Peter Bernard hatte die von seinem 1709 in Straßburg geborenen Vater Nikolaus 1733 in Offenbach gegründete Schnupftabakfabrik 1780 geerbt und mit Erfolg weitergeführt. Er war zudem ein guter Geiger und den Zeitgenossen als „grosser Liebhaber und Kenner der Kunst“ (AmZ Nr. 3, 16. Okt. 1799, Sp. 42) bekannt, war Begründer eines privaten Streichquartetts und hielt „zu seinem Vergnügen selbst eine Kapelle“ (ebd.), die in dem gemeinsam mit dem einer hugenottischen Familie angehörenden Fabrikanten Jean George d’Orville um 1775 begonnenen „Bernard-d’Orvilleschen Herrenhaus“ (heute Büsing-Palais in Offenbach) seit Mitte der 1780er Jahre regelmäßig öffentliche Konzerte veranstaltete; sie fanden während der Sommermonate im Freien statt, teils sogar – dies als besondere Attraktion – auf einem Musikschiff, das auf dem Main auf- und abfuhr. Leiter des Orchesters war u. a. Ferdinand Fränzl (1794–1799), und zu den Mitgliedern zählten zeitweilig Johann Gottfried Arnold, Peter Faubel, Philipp Carl Hoffmann, August Daniel →Mangold und Friedrich Eugen Thurner. Auf Initiative Bernards wurde 1791 ein „Comödienhaus“ errichtet (später Fürstlich-Isenburgisches Schauspielhaus), und 1798 folgte ein „Musikerhaus“, in dem Orchestermitglieder mietfrei wohnen konnten. Gegen Ende des Jahres 1799 wurde als Folge beträchtlicher Verluste, die die Firma erlitten hatte, „die vortreffliche, ganz aus Konzertisten bestehende Kapelle […] aufgelöst“ (AmZ Nr. 13, 25. Dez. 1799, Sp. 239). Für 1803 sind wieder Konzerte nachgewiesen, doch erfährt man aus einem Brief Friedrich Heinrich Himmels vom 10. Mai des Jahres, „daß Herr Bernard sein schönes Orchester auseinander gehen zu lassen gezwungen ist.“ Eine enge Freundschaft verband Bernard mit der Familie André, die den Erfolg ihres Verlages zu einem guten Teil den musikalischen Aktivitäten Bernards zu verdanken hatte. Widmungen erhielt Bernard u. a. von „seinem Freunde“ Johann André (Lenore, 1775), von dessen Sohn Johann Anton André (Trois Quatuors concertans op. 14 [1801]) und Franz Krommer (Sinfonie op. 40 [1803]). Bernards Verdienste erstreckten sich – so die Nekrologe – nicht nur auf den kulturellen und insbesondere musikalischen Bereich; sein vielfältiges soziales Engagement darf als beispielhaft angesehen werden.

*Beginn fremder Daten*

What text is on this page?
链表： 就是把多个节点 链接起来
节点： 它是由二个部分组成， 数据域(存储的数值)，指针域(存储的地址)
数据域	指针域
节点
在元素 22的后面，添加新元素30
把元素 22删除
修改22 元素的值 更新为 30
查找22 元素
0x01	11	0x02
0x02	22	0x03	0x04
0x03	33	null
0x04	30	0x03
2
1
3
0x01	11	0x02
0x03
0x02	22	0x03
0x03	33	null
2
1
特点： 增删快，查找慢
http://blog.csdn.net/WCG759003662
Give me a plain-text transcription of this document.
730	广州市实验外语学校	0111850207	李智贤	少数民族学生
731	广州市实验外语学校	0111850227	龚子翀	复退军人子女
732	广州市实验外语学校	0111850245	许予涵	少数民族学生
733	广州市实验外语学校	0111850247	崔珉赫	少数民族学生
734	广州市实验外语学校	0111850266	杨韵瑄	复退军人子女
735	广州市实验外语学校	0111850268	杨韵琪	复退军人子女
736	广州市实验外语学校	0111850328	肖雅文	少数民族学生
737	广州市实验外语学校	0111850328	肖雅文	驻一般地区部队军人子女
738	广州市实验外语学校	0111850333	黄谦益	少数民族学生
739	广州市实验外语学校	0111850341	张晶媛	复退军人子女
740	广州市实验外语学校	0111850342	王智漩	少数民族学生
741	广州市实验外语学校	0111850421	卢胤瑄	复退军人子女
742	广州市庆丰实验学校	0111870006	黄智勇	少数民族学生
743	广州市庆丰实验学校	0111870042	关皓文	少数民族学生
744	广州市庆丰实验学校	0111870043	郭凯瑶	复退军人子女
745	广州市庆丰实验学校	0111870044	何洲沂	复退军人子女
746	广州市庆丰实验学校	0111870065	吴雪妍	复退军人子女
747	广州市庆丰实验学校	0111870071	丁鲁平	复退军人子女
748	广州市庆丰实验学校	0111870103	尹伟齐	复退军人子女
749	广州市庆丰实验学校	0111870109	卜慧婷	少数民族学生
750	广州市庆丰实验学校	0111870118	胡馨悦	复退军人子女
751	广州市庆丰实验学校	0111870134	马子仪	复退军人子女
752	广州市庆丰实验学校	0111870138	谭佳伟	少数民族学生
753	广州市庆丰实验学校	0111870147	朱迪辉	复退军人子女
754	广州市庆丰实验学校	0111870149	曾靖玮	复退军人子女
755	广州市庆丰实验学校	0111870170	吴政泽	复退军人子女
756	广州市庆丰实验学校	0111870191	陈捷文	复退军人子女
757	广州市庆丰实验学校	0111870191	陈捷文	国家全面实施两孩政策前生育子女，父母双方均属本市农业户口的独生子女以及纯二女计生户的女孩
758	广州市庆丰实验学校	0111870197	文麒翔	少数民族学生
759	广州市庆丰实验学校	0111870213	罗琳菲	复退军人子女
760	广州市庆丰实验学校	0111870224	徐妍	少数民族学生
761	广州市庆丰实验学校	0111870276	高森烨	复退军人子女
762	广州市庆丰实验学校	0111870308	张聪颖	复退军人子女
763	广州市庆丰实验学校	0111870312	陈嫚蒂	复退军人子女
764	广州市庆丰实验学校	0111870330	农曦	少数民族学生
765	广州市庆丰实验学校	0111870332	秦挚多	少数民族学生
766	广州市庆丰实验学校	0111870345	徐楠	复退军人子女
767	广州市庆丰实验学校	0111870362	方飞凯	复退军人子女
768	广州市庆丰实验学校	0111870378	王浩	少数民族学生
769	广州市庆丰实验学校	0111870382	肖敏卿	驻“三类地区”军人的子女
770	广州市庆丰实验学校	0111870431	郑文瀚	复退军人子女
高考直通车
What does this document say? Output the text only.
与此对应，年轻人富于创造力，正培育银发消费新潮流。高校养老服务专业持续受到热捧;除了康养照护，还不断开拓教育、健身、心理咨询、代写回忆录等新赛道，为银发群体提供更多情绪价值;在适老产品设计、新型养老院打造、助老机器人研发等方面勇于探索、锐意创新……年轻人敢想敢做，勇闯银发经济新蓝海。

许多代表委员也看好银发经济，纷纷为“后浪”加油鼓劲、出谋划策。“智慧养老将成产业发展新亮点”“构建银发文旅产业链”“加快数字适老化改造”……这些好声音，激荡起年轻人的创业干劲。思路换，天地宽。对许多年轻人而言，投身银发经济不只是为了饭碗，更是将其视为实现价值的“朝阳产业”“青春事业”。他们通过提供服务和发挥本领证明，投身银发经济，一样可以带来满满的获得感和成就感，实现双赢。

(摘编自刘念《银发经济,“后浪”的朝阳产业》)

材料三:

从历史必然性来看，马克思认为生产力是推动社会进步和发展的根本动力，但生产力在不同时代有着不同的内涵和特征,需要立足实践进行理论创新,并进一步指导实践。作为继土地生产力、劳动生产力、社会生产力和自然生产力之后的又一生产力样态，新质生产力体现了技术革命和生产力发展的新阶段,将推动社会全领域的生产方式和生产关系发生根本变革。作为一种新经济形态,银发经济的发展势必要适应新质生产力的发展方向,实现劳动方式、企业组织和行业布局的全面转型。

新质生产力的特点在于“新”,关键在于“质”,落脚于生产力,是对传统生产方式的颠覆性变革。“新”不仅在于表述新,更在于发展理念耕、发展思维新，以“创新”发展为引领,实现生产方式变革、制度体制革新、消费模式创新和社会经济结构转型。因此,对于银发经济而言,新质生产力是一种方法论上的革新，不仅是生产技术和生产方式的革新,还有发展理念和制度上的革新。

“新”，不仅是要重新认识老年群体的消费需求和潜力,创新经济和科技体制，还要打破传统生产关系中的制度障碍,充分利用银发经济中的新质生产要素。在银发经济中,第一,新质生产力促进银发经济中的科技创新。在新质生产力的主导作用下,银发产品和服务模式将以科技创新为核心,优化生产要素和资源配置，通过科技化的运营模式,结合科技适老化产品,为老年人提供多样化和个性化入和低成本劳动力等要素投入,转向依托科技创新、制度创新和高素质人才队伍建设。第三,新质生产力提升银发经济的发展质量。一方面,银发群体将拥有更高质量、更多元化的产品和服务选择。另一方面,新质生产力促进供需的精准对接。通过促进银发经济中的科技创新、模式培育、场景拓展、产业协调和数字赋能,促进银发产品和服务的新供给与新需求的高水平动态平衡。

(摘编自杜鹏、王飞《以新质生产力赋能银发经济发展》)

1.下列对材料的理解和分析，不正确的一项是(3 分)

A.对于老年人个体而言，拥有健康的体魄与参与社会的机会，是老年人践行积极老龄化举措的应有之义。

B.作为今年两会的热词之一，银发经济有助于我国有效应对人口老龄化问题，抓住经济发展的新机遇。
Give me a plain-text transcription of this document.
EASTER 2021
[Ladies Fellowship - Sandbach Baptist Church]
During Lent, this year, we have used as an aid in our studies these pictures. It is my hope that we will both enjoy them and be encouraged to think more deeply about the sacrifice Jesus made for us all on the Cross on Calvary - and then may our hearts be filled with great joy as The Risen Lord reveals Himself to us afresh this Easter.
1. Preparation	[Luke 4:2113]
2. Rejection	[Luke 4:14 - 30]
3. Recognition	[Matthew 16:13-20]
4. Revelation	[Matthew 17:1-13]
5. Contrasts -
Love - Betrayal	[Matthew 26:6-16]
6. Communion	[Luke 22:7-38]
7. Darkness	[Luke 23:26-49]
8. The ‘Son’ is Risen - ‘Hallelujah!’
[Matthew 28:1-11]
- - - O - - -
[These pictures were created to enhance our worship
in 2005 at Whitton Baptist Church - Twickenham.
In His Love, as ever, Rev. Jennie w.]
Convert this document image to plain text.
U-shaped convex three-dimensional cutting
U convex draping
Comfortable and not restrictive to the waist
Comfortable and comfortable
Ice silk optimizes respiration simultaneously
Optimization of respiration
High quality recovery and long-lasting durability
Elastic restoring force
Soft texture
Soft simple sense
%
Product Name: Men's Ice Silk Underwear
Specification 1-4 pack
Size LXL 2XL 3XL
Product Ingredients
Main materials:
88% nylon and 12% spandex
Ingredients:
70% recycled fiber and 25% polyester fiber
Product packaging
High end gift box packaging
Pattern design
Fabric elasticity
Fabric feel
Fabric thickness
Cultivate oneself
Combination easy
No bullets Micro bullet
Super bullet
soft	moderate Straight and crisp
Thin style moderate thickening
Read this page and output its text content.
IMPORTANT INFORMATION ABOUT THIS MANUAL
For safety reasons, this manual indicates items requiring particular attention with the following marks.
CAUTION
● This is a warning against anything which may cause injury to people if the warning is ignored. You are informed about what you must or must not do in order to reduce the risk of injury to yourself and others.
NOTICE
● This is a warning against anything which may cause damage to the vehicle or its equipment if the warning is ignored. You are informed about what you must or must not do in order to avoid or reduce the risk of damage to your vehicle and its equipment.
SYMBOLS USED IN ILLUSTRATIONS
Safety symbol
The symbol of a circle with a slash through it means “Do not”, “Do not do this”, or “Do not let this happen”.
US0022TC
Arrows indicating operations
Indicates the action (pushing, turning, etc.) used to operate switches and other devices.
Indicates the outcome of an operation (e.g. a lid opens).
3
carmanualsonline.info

Quellen — Brief Fränzls an Johann Anton André, Offenbach 24. Juni 1795, sowie Korrespondenz zwischen André und dem Hause Bernard 1803–1805; D-OF <> Brief Friedrich Heinrich Himmels an einen unbekannten Adressaten, Potsdam 10. Mai 1803; D-HEu <> Nekrologe in Der Freimüthige (Berlin) 16. Apr. 1805, S. 306–307 (unterz. Dr. Meyer), sowie in National-Zeitung der Teutschen (Gotha) 25. Apr. 1805, Sp. 313–315 (unterz. Buri) <> AmZ (s. Register; ein kurzer Nekrolog in der Ausgabe vom 5. Juni 1805, Sp. 583–584) <> anon., Offenbach (zum Jahrestag des Todes Peter Bernards), in: National-Zeitung der Teutschen 1. Mai 1806, Sp. 370–372 <> Morgenblatt für gelbildete Stände (Stuttgart/Tübringen) 26. Febr. 1807 <> Claus Kindler, Die Kapelle des Peter Bernard zu Offenbach, Münster 1966 (unveröffentlichtes Typoskript); Offenbach, Haus der Stadtgeschichte (Sign. Y 2547) <> freundliche Mitteilungen von Frau Lydia Gesenhus (Kulturamt Offenbach), Herrn Lukas Svatek-Storch, M.A. (Haus der Stadtgeschichte, Offenbach) und von Herrn Dr. Bernd Krause (Forchheim)

Literatur — Johann Konrad Friederich, Vierzig Jahre aus dem Leben eines Todten. Hinterlassene Papiere eines französisch-preußischen Offiziers, Bd. 1, Tübingen 1848, S. 139–140 <> Emil Pirazzi, Bilder und Geschichten aus Offenbachs Vergangenheit, Offenbach 1879 <> Wilhelm Heraeus, Nicolaus Bernard und sein Verwandtenkreis, in: Alt-Offenbach 9, Jan. 1933, S. 1–52 (bes. S. 40–46) <> 225 Jahre Gebrüber Bernard. 225 Jahre Schnupftabak, o.O. [1958] <> August Hermann André, Zur Geschichte der Familie André, Garmisch-Partenkirchen 1963 <> Roland Würtz, Ferdinand Fränzl, in: Mannheimer Hefte 1967, S. 43–48 <> Friedrich W. Riedel, Zur Musikgeschichte der Stadt Offenbach, in: MittAGm 29, 1974, S. 62–63 <> Egmont Michels, Philipp Carl Hoffmann (1769–1842). Musicus, Privatgelehrter und Pianoforte-Kenner, Mainz 2016 (Beiträge zur mittelrheinischen Musikgeschichte 45), S. 12–14 und passim

Abbildung 1: Peter Bernard, Zeichnung und Stich von Franz von Seelmann (Digitalisat aus D-DS)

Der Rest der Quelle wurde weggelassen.